Dan Fogler Ready To Give Alfred Hitchcock A Comedic-Thriller Twist
Tony Award-winning Broadway star Dan Fogler is out to raise his Hollywood profile, and he's doing it by stepping into cinema's most famous profile: Alfred Hitchcock's. Fogler is set to star as the iconic director in "Number 13," a comedy-thriller likened to "Shakespeare in Love."
"You see Hitchcock for two weeks out of his life in [his] early 20s," Fogler said of the plot of the film that will also star Ewan McGregor and Sir Ben Kingsley. "He just finished his first movie, which is supposed to be a comedy, but it's not. So he's freaking out about it and realizes that if he just switches a few things, it can become a thriller. [And] that's how he finds his niche."
The real-life story of Hitchcock's "Number 13" (or "Mrs. Peabody") is a mystery worthy of the acclaimed director himself — the movie was only partially completed before it was pulled from production in 1922. Despite decades of searching, neither the footage nor the script has ever been found, making it more than likely that everything associated with the film has been lost to history. For his part, Hitchcock rarely ever spoke about his first directorial project.

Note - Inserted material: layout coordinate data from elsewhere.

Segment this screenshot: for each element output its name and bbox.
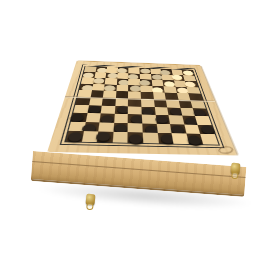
board-grid: ●●●●●●●●●●●●●●●●●●●●●●●●●●●●●●●●●●●●●●●● [66, 66, 219, 144]
piece-dark-man: ● [199, 124, 216, 134]
brass-latch-left [86, 194, 96, 206]
square [195, 116, 211, 125]
piece-dark-man: ● [95, 131, 111, 142]
inner-border-line: ●●●●●●●●●●●●●●●●●●●●●●●●●●●●●●●●●●●●●●●● [64, 66, 220, 146]
square [114, 114, 128, 123]
piece-dark-man: ● [128, 133, 143, 144]
square [142, 115, 156, 124]
brass-latch-right [231, 163, 241, 175]
piece-light-man: ● [171, 74, 183, 80]
piece-dark-man: ● [69, 112, 85, 121]
square [143, 133, 159, 144]
square: ● [113, 123, 128, 133]
square [128, 123, 143, 133]
box-seam-line [32, 161, 245, 178]
piece-dark-man: ● [155, 114, 170, 123]
square [85, 113, 101, 122]
piece-light-man: ● [92, 77, 105, 83]
square [81, 131, 98, 142]
square: ● [97, 132, 113, 143]
product-photo: ●●●●●●●●●●●●●●●●●●●●●●●●●●●●●●●●●●●●●●●● [0, 0, 265, 265]
draughts-board: ●●●●●●●●●●●●●●●●●●●●●●●●●●●●●●●●●●●●●●●● [47, 61, 237, 155]
square: ● [128, 114, 142, 123]
outer-border-line: ●●●●●●●●●●●●●●●●●●●●●●●●●●●●●●●●●●●●●●●● [60, 65, 225, 149]
square [98, 122, 114, 132]
square [201, 134, 219, 145]
square: ● [83, 122, 99, 132]
square: ● [128, 132, 143, 143]
brand-stamp [216, 145, 235, 155]
square: ● [100, 114, 115, 123]
square [113, 132, 129, 143]
square: ● [142, 123, 157, 133]
piece-dark-man: ● [170, 124, 186, 134]
piece-dark-man: ● [113, 122, 128, 132]
square: ● [198, 125, 215, 135]
board-perspective-wrap: ●●●●●●●●●●●●●●●●●●●●●●●●●●●●●●●●●●●●●●●● [47, 61, 237, 155]
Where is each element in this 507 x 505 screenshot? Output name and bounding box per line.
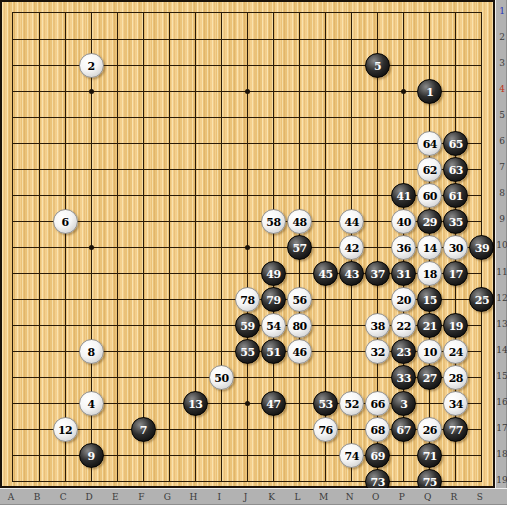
stone-white-move-56-L12[interactable]: 56 [287, 287, 312, 312]
column-label-D: D [82, 491, 96, 503]
row-label-18: 18 [496, 448, 507, 460]
stone-white-move-80-L13[interactable]: 80 [287, 313, 312, 338]
stone-white-move-50-I15[interactable]: 50 [209, 365, 234, 390]
row-label-4: 4 [496, 83, 507, 95]
stone-white-move-64-Q6[interactable]: 64 [417, 131, 442, 156]
stone-black-move-7-F17[interactable]: 7 [131, 417, 156, 442]
column-label-P: P [395, 491, 409, 503]
stone-white-move-58-K9[interactable]: 58 [261, 209, 286, 234]
stone-black-move-39-S10[interactable]: 39 [469, 235, 494, 260]
go-kifu-diagram: 1234567891012131415171819202122232425262… [0, 0, 507, 505]
column-label-M: M [317, 491, 331, 503]
star-point [89, 89, 94, 94]
stone-black-move-57-L10[interactable]: 57 [287, 235, 312, 260]
column-label-R: R [447, 491, 461, 503]
row-label-3: 3 [496, 57, 507, 69]
column-label-H: H [186, 491, 200, 503]
column-label-E: E [108, 491, 122, 503]
row-label-13: 13 [496, 318, 507, 330]
stone-black-move-13-H16[interactable]: 13 [183, 391, 208, 416]
row-label-12: 12 [496, 292, 507, 304]
column-label-Q: Q [421, 491, 435, 503]
stone-white-move-44-N9[interactable]: 44 [339, 209, 364, 234]
stone-black-move-1-Q4[interactable]: 1 [417, 79, 442, 104]
stone-white-move-40-P9[interactable]: 40 [391, 209, 416, 234]
star-point [245, 245, 250, 250]
row-label-7: 7 [496, 161, 507, 173]
row-label-11: 11 [496, 266, 507, 278]
stone-white-move-4-D16[interactable]: 4 [79, 391, 104, 416]
column-label-A: A [4, 491, 18, 503]
column-label-C: C [56, 491, 70, 503]
row-label-5: 5 [496, 109, 507, 121]
stone-white-move-42-N10[interactable]: 42 [339, 235, 364, 260]
stone-black-move-9-D18[interactable]: 9 [79, 443, 104, 468]
stone-white-move-48-L9[interactable]: 48 [287, 209, 312, 234]
row-label-16: 16 [496, 396, 507, 408]
row-label-9: 9 [496, 213, 507, 225]
column-label-F: F [134, 491, 148, 503]
stone-black-move-45-M11[interactable]: 45 [313, 261, 338, 286]
stone-black-move-5-O3[interactable]: 5 [365, 53, 390, 78]
column-label-I: I [212, 491, 226, 503]
column-coordinate-strip: ABCDEFGHIJKLMNOPQRS [0, 488, 507, 505]
row-label-15: 15 [496, 370, 507, 382]
go-board[interactable]: 1234567891012131415171819202122232425262… [0, 0, 495, 488]
row-label-17: 17 [496, 422, 507, 434]
stone-black-move-63-R7[interactable]: 63 [443, 157, 468, 182]
row-coordinate-strip: 12345678910111213141516171819 [495, 0, 507, 505]
stone-white-move-6-C9[interactable]: 6 [53, 209, 78, 234]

Prudent, thinks Fogler. Better to be thought of as the greatest director of all time than to give away your trade secrets.
"[The movie is] cool if you're a Hitchcock fan," he said. "Just like 'Shakespeare in Love,' you see how he comes up with certain ideas [for future films] from events that happened during the course of the movie."
But whereas "Shakespeare in Love" plays like a cross between "Romeo and Juliet" and "Twelfth Night," with a screwball plot reminiscent of the bard's great comedies, "Number 13" takes its inspiration from Hitchcock's more prevalent themes of suspense and mystery, placing the young director in a role all too familiar to fans of his later work — that of a man wrongly accused.
"The lead actor [Ernest Thesiger], who commissioned me to make the film, basically wants to make a comedy, but he's just not funny. He suddenly disappears, [so] Hitchcock does some interesting editing to make the character look like he got killed [in the film]," Fogler revealed of the flick's early twist. "And [since] the actual actor has disappeared, everyone starts wondering: Did Hitchcock kill him? They start to suspect me in [a fake] murder."
Kingsley is slated to appear as Thesiger, Fogler said. And the man who points the finger at Hitchcock?
"The one who starts to suspect Hitchcock [is McGregor]," Fogler revealed. "He [plays] the editor, the guy I hire to cut my film."
According to Fogler, no start date for the film has yet been announced.